The fat slob is Roen Tan and the way he’s trust from being just an office peon into the heart of a millions years old war between two alien factions covertly struggling to guide human history, is because one of those aliens had its host body die on it and Roen was the only one available to take him on. The alien is Tao, his previous host body was a suave James Bondesque secret agent with decades of experience and now Tao has to not only learn to work together with somebody new, but that somebody is as far from secret agent material as well, me.

The war Roen has been drafted into is between two factions of the same alien race, who crashlanded on Earth millions of years ago (and might have caused the extinction of the dinosaurs). They’re semi-corporeal, only able to survive on Earth long term by bonding with an animal. Millions of years pass, humans sort of start to get things going and the aliens start to guide human evolution with the sole goal of getting technology up to the level that they can go home. Along the way these aliens split into two factions: the Genjix, who are completely ruthless in chasing this goal and the Prophus splinter group, who are a bit more mellow and human friendly, who’ve been waging a covert war, manipulating history for centuries.

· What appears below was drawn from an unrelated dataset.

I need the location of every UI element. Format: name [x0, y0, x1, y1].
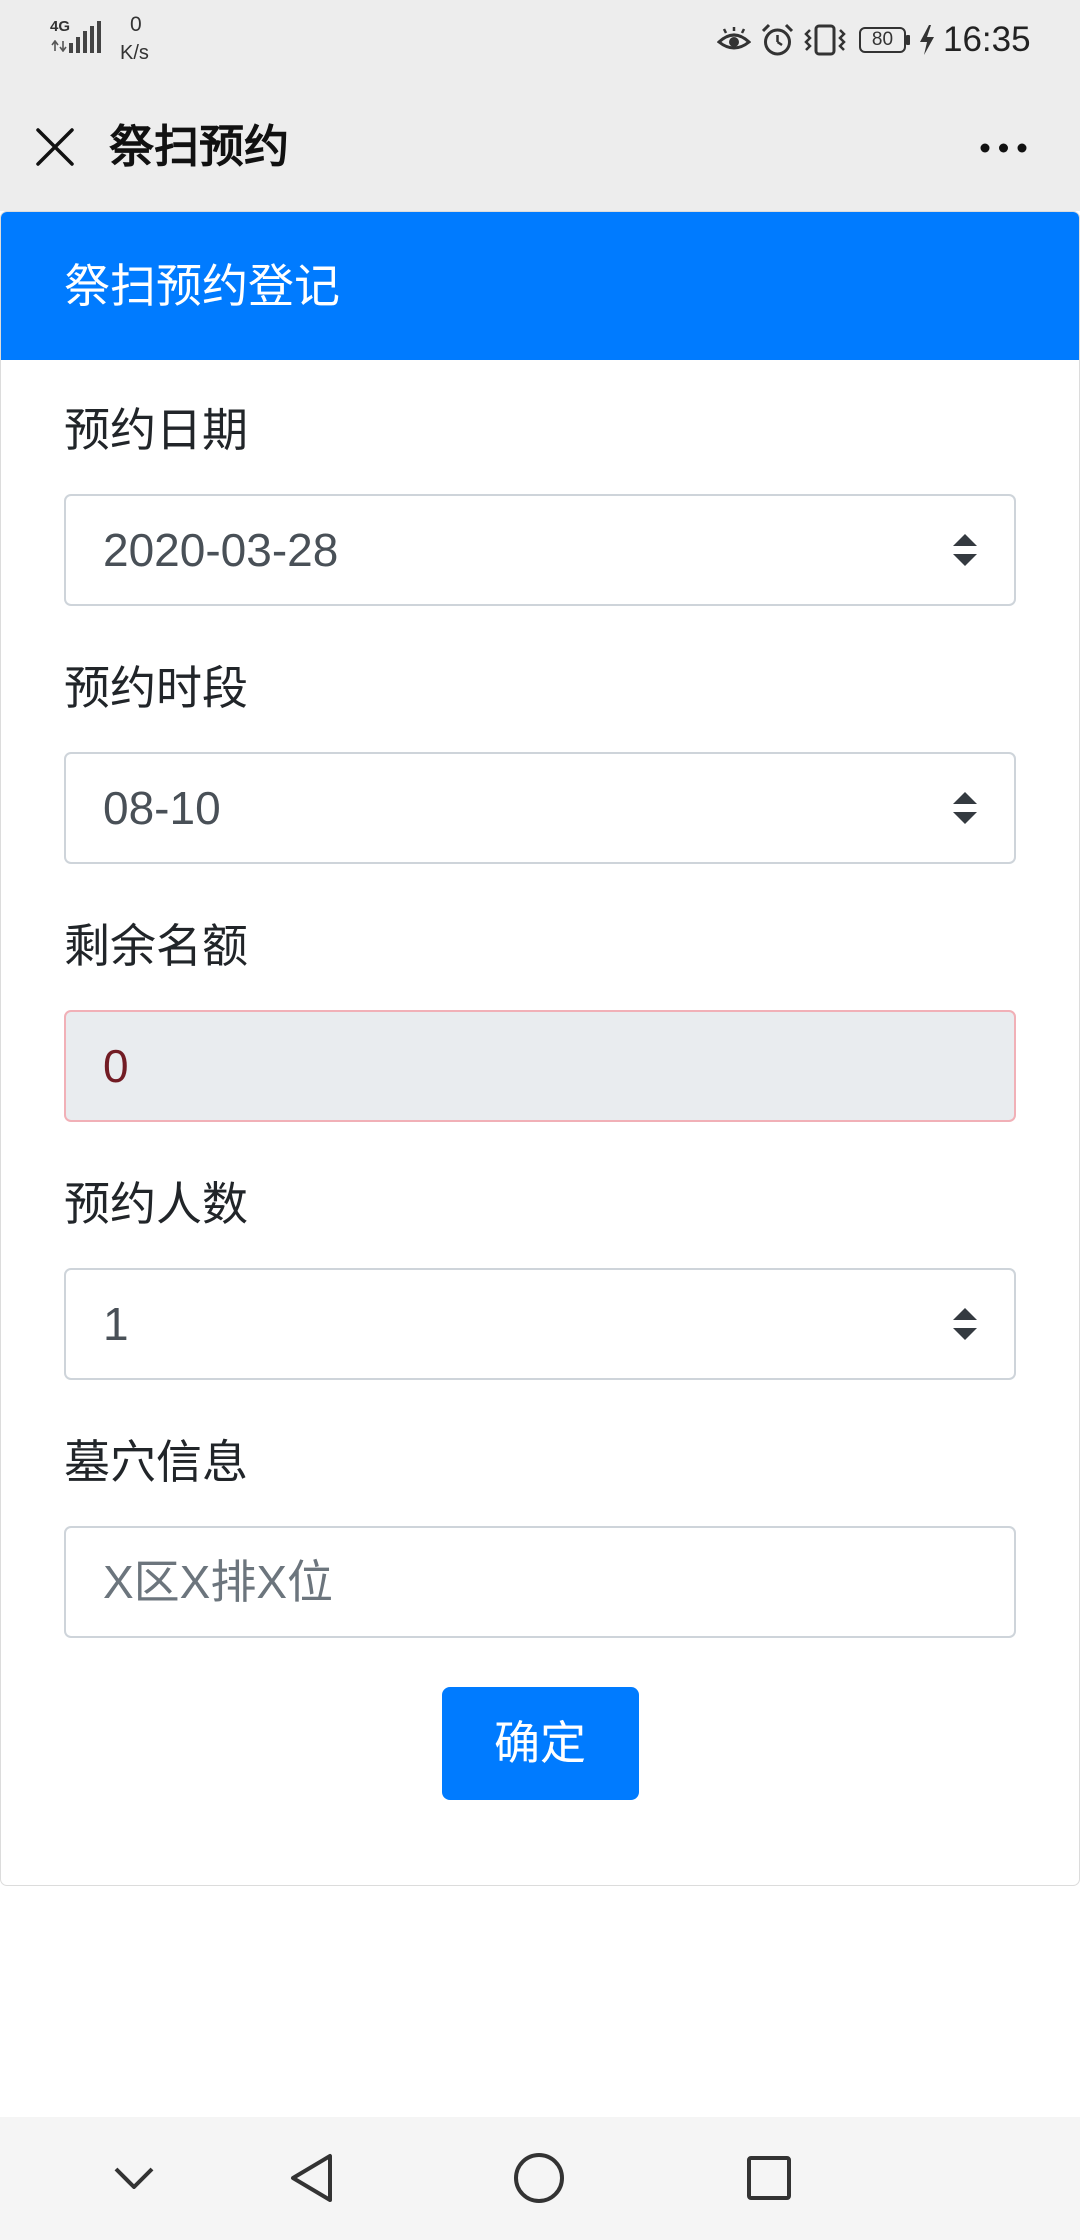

A lot of this book is setup material for what will be the rest of the series, as Roen is trained for his new role as one of the agents fighting this covert war and to help him with this he gets his own personal trainer, Sonya, who is basically the walking embodiment of the sexy, smart tough, uber capable female secret agent, there to both help the hero on his way and to serve as a trophy for his success. Chu sort of avoids some of the more skeevy aspects of this cliche; Roen falls for her and she for him as well, but they don’t get together and they become friends instead of lovers. It’s still such a cliche though and the way Sonya is consisently described, male gaze and all, is problematic too.

Much of the plot revolves around getting Roen into shape, while the Genjix are hunting for him and Tao and the latter slowly reveals to Roen his history. This is done in short paragraphs at the start of each chapter, much of which is set in the East and reveals that Tao had “possessed” e.g. Genghis Khan. As such The Lives of Tao is a typical setup book for the rest of the series, the second book of which has already been published. If you’ve read your share of thrillers and sf adventure stories, much of the shape of the story will be familiar to you, with the climax of the story being a series of set pieces.

The central idea driving the story isn’t that original either of course; giant conspiracies secretly manipulating history and historical figures being secret aliens are a dime a dozen in technothriller land. The way Chu has portrayed it here it seems all of history and anybody of historical importance was an alien, which is just one of those things you have to swallow for the sake of the story; a cool idea but which falls apart when you examine it closely. A lot of The Lives of Tao feels that way to be honest, e.g. if Roen/Tao is feared so much the Genjix pull out all stops to find him, why is he able to stay in his flat?

The Lives of Tao is not a bad book, certainly not for a first novel. It moves along quickly and Chu has a good eye for writing fight scenes, which help a lot in an adventure story like this. What lets it down are the sexual politics, especially in the climax of the story where the oh so capable Sonya becomes just another damsel in distress as well as some of the sloppy worldbuilding. As long as you’re not too annoyed by the first and can read fast enough not to stumble over the latter, this is a decent enough romp.